Roof Figures, Sculptors: Philip Martiny and Henry K. Bush-Brown, 1903-1908 "The figures on the courthouse are either historical or allegorical and were intended to edify the public. Among the allegorical subjects represented are the four seasons, intellectual and artistic pursuits, and industry and commerce, a reflection of turn-of-the-century American preoccupation with material and artistic progress.

Martiny did the parade of full figures standing along the cornice line above the fifth floor. On the Chambers Street facade, a mixed bag of New York officials, mostly mayors, spans some 300 years. From left to right across the building the figures represent the following: David Pietersen De Vries (17th century), patroon of the colony of Staten Island about 1640; Caleb Heathcote (1665-1721), mayor of New York, 1711-177; De Witt Clinton (1769-1828), governor of New York, 1817-1823, 1828; mayor of New York, 1803-1807, 1809-1810, 1811-1815; Abraham Stevens Hewitt (1822-1903), mayor of New York, 1887-1888; Philip Hone (1781-1851), mayor of New York, 1825-1826; Peter Stuyvesant (1592-1672), director-general of New Netherlands, 1647-1664; Cadwallader David Colden (1769-1834), mayor of New York, 1818-1821; James Duane (1733-1797), mayor of New York, 1784-1789.

On the Centre Street facade's cornice the eight female figures by Martiny represent Chemistry, Medicine, Industry, Commerce, Navigation, Industrial Art, Music, and Architecture. On the Reade Street cornice are Martiny's eight male and female figures representing Justice, Electricity, Printing, Force, Tradition, Iron Age, Painting, and Sculpture. ... The attic pieces by sculptor Henry Kirke Bush-Brown on the Chambers Street facade are Childhood, left and right side of the attic window; Spring, Summer, Winter, Autumn, four caryatids grouped around the upper part of the round window; Philosophy (left) and Poetry (right), semi-reclining male figures; and Maternity (left) and Heritage (right), seated sculptures on either side of the triple window, which allude to the record keeping and judicial activities within the building.
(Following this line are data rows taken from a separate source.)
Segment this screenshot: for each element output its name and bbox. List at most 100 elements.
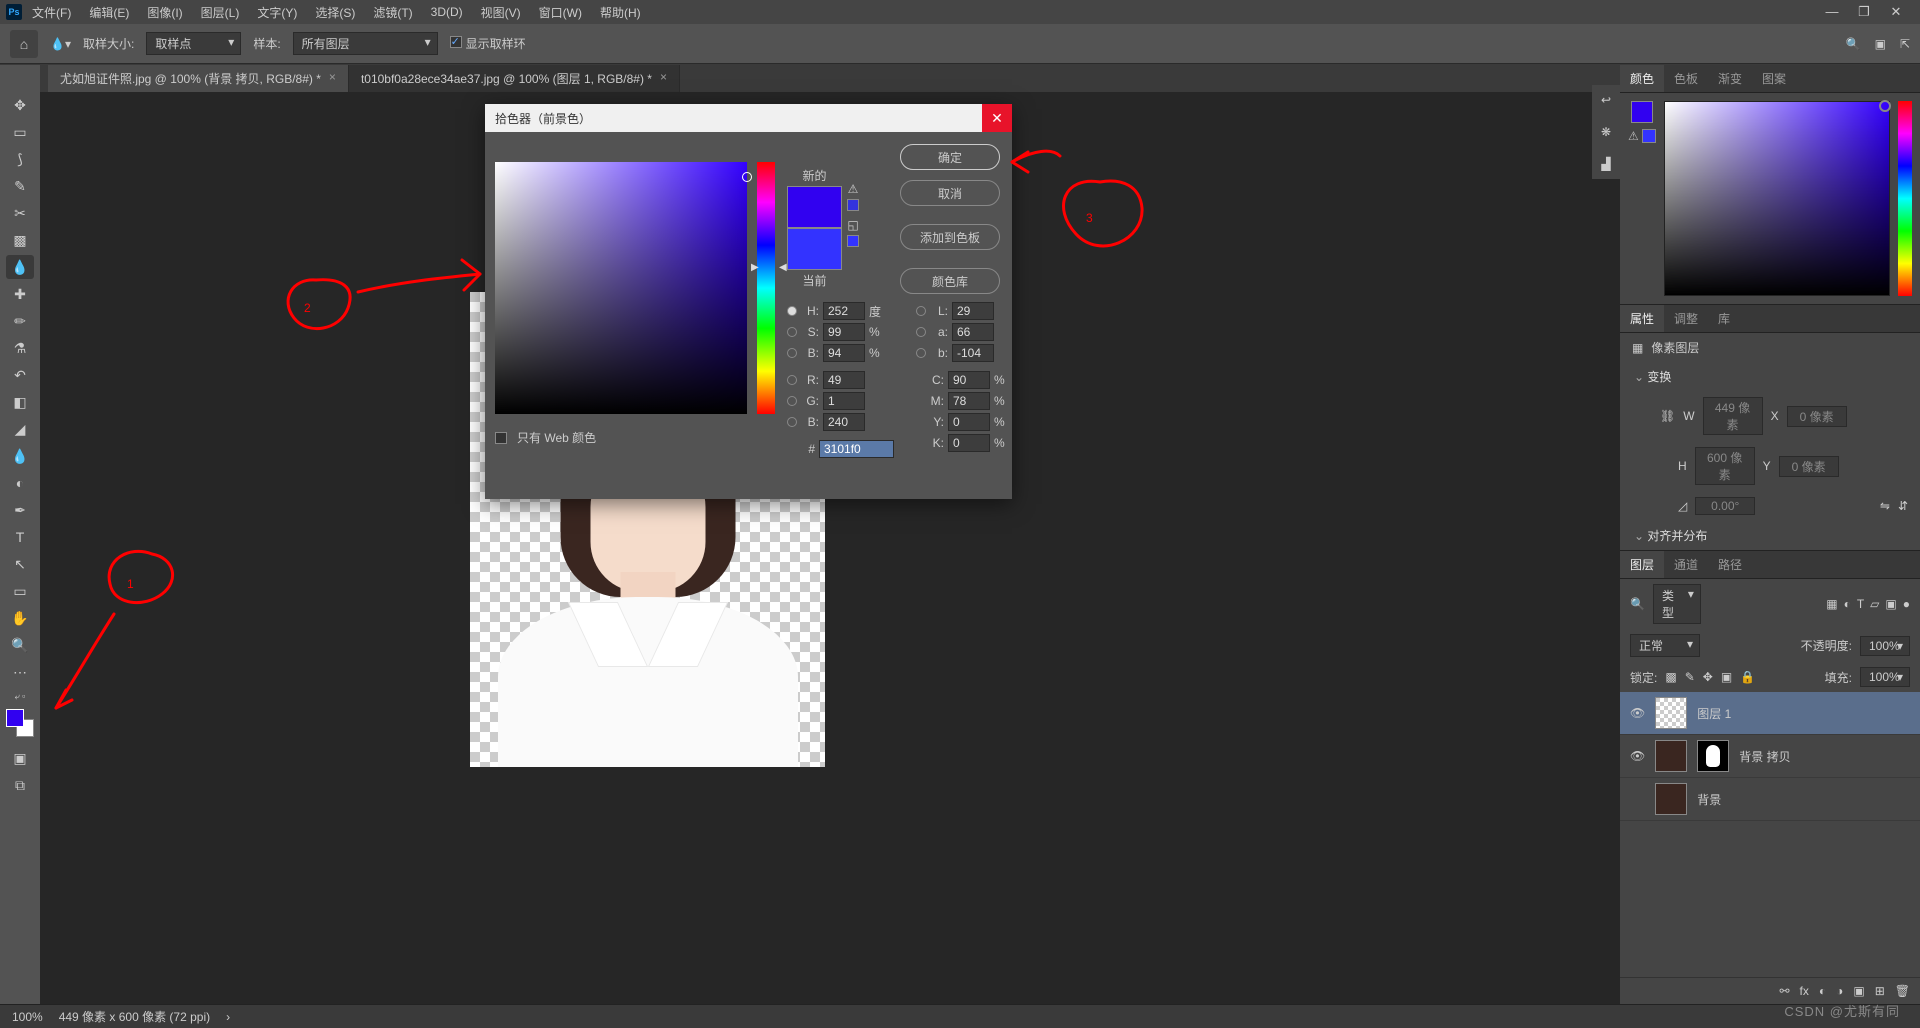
group-layers-icon[interactable]: ▣ xyxy=(1853,984,1864,998)
pen-tool[interactable]: ✒ xyxy=(6,498,34,522)
angle-field[interactable]: 0.00° xyxy=(1695,497,1755,515)
menu-file[interactable]: 文件(F) xyxy=(24,1,79,24)
edit-toolbar[interactable]: ⋯ xyxy=(6,660,34,684)
lock-all-icon[interactable]: 🔒 xyxy=(1740,670,1755,684)
r-radio[interactable] xyxy=(787,375,797,385)
rectangle-tool[interactable]: ▭ xyxy=(6,579,34,603)
marquee-tool[interactable]: ▭ xyxy=(6,120,34,144)
lock-brush-icon[interactable]: ✎ xyxy=(1685,670,1695,684)
move-tool[interactable]: ✥ xyxy=(6,93,34,117)
cancel-button[interactable]: 取消 xyxy=(900,180,1000,206)
lasso-tool[interactable]: ⟆ xyxy=(6,147,34,171)
menu-3d[interactable]: 3D(D) xyxy=(423,2,471,22)
menu-image[interactable]: 图像(I) xyxy=(139,1,190,24)
lock-pixels-icon[interactable]: ▩ xyxy=(1665,670,1676,684)
gamut-swatch[interactable] xyxy=(847,199,859,211)
menu-edit[interactable]: 编辑(E) xyxy=(81,1,137,24)
flip-v-icon[interactable]: ⇵ xyxy=(1898,499,1908,513)
bg-swatch[interactable] xyxy=(1642,129,1656,143)
zoom-level[interactable]: 100% xyxy=(12,1010,43,1024)
search-icon[interactable]: 🔍 xyxy=(1846,37,1861,51)
g-field[interactable] xyxy=(823,392,865,410)
height-field[interactable]: 600 像素 xyxy=(1695,447,1755,485)
close-tab-icon[interactable]: × xyxy=(660,70,667,87)
tab-adjustments[interactable]: 调整 xyxy=(1664,305,1708,332)
saturation-value-field[interactable] xyxy=(495,162,747,414)
lock-position-icon[interactable]: ✥ xyxy=(1703,670,1713,684)
lab-b-field[interactable] xyxy=(952,344,994,362)
y-field[interactable] xyxy=(948,413,990,431)
bb-radio[interactable] xyxy=(787,417,797,427)
layer-fx-icon[interactable]: fx xyxy=(1800,984,1809,998)
menu-window[interactable]: 窗口(W) xyxy=(531,1,590,24)
c-field[interactable] xyxy=(948,371,990,389)
web-only-checkbox[interactable] xyxy=(495,432,507,444)
a-field[interactable] xyxy=(952,323,994,341)
layer-name[interactable]: 背景 xyxy=(1697,791,1721,808)
minimize-icon[interactable]: — xyxy=(1822,4,1842,20)
hex-field[interactable] xyxy=(819,440,894,458)
layer-name[interactable]: 图层 1 xyxy=(1697,705,1731,722)
info-chevron-icon[interactable]: › xyxy=(226,1010,230,1024)
tab-swatches[interactable]: 色板 xyxy=(1664,65,1708,92)
s-field[interactable] xyxy=(823,323,865,341)
quick-select-tool[interactable]: ✎ xyxy=(6,174,34,198)
crop-tool[interactable]: ✂ xyxy=(6,201,34,225)
tab-patterns[interactable]: 图案 xyxy=(1752,65,1796,92)
tab-paths[interactable]: 路径 xyxy=(1708,551,1752,578)
a-radio[interactable] xyxy=(916,327,926,337)
path-select-tool[interactable]: ↖ xyxy=(6,552,34,576)
add-swatch-button[interactable]: 添加到色板 xyxy=(900,224,1000,250)
gradient-tool[interactable]: ◢ xyxy=(6,417,34,441)
layer-mask-thumbnail[interactable] xyxy=(1697,740,1729,772)
layer-mask-icon[interactable]: ◐ xyxy=(1819,984,1826,998)
l-radio[interactable] xyxy=(916,306,926,316)
zoom-tool[interactable]: 🔍 xyxy=(6,633,34,657)
foreground-color[interactable] xyxy=(6,709,24,727)
fg-swatch[interactable] xyxy=(1631,101,1653,123)
color-field[interactable] xyxy=(1664,101,1890,296)
maximize-icon[interactable]: ❐ xyxy=(1854,4,1874,20)
show-ring-checkbox[interactable] xyxy=(450,36,462,48)
hand-tool[interactable]: ✋ xyxy=(6,606,34,630)
tab-gradients[interactable]: 渐变 xyxy=(1708,65,1752,92)
share-icon[interactable]: ⇱ xyxy=(1900,37,1910,51)
menu-view[interactable]: 视图(V) xyxy=(473,1,529,24)
foreground-background-swatch[interactable] xyxy=(6,709,34,737)
tab-libraries[interactable]: 库 xyxy=(1708,305,1740,332)
eyedropper-tool[interactable]: 💧 xyxy=(6,255,34,279)
menu-layer[interactable]: 图层(L) xyxy=(193,1,248,24)
b-radio[interactable] xyxy=(787,348,797,358)
frame-tool[interactable]: ▩ xyxy=(6,228,34,252)
stamp-tool[interactable]: ⚗ xyxy=(6,336,34,360)
history-panel-icon[interactable]: ↩ xyxy=(1601,93,1611,107)
y-field[interactable]: 0 像素 xyxy=(1779,456,1839,477)
flip-h-icon[interactable]: ⇋ xyxy=(1880,499,1890,513)
tab-properties[interactable]: 属性 xyxy=(1620,305,1664,332)
layer-row[interactable]: 👁 背景 xyxy=(1620,778,1920,821)
type-tool[interactable]: T xyxy=(6,525,34,549)
layer-thumbnail[interactable] xyxy=(1655,740,1687,772)
filter-adjust-icon[interactable]: ◐ xyxy=(1844,597,1851,611)
screen-mode-tool[interactable]: ⧉ xyxy=(6,773,34,797)
document-tab[interactable]: t010bf0a28ece34ae37.jpg @ 100% (图层 1, RG… xyxy=(349,65,680,92)
width-field[interactable]: 449 像素 xyxy=(1703,397,1763,435)
opacity-field[interactable]: 100% xyxy=(1860,636,1910,656)
layer-row[interactable]: 👁 图层 1 xyxy=(1620,692,1920,735)
ok-button[interactable]: 确定 xyxy=(900,144,1000,170)
tab-color[interactable]: 颜色 xyxy=(1620,65,1664,92)
layer-thumbnail[interactable] xyxy=(1655,783,1687,815)
filter-smart-icon[interactable]: ▣ xyxy=(1885,597,1896,611)
document-tab[interactable]: 尤如旭证件照.jpg @ 100% (背景 拷贝, RGB/8#) *× xyxy=(48,65,349,92)
dodge-tool[interactable]: ◐ xyxy=(6,471,34,495)
link-layers-icon[interactable]: ⚯ xyxy=(1779,984,1789,998)
visibility-icon[interactable]: 👁 xyxy=(1630,706,1645,720)
g-radio[interactable] xyxy=(787,396,797,406)
history-brush-tool[interactable]: ↶ xyxy=(6,363,34,387)
close-icon[interactable]: ✕ xyxy=(1886,4,1906,20)
heal-tool[interactable]: ✚ xyxy=(6,282,34,306)
new-layer-icon[interactable]: ⊞ xyxy=(1875,984,1885,998)
quick-mask-icon[interactable]: ▣ xyxy=(6,746,34,770)
brush-panel-icon[interactable]: ❋ xyxy=(1601,125,1611,139)
layer-filter-dropdown[interactable]: 类型 xyxy=(1653,584,1701,624)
For the Reade Street facade, around the central window on the attic roof Bush-Brown did four male figures, two semi-reclining and two seated representing intellectual pursuits, which culminate in the law as represented by the bearded old man. The statues are Instruction, upper right; Study, upper left; Law, lower right; and History, lower left. On the Elk Street facade, around the central window in the attic roof, Industry, a male, is on the left and Commerce, the female figure, on the right."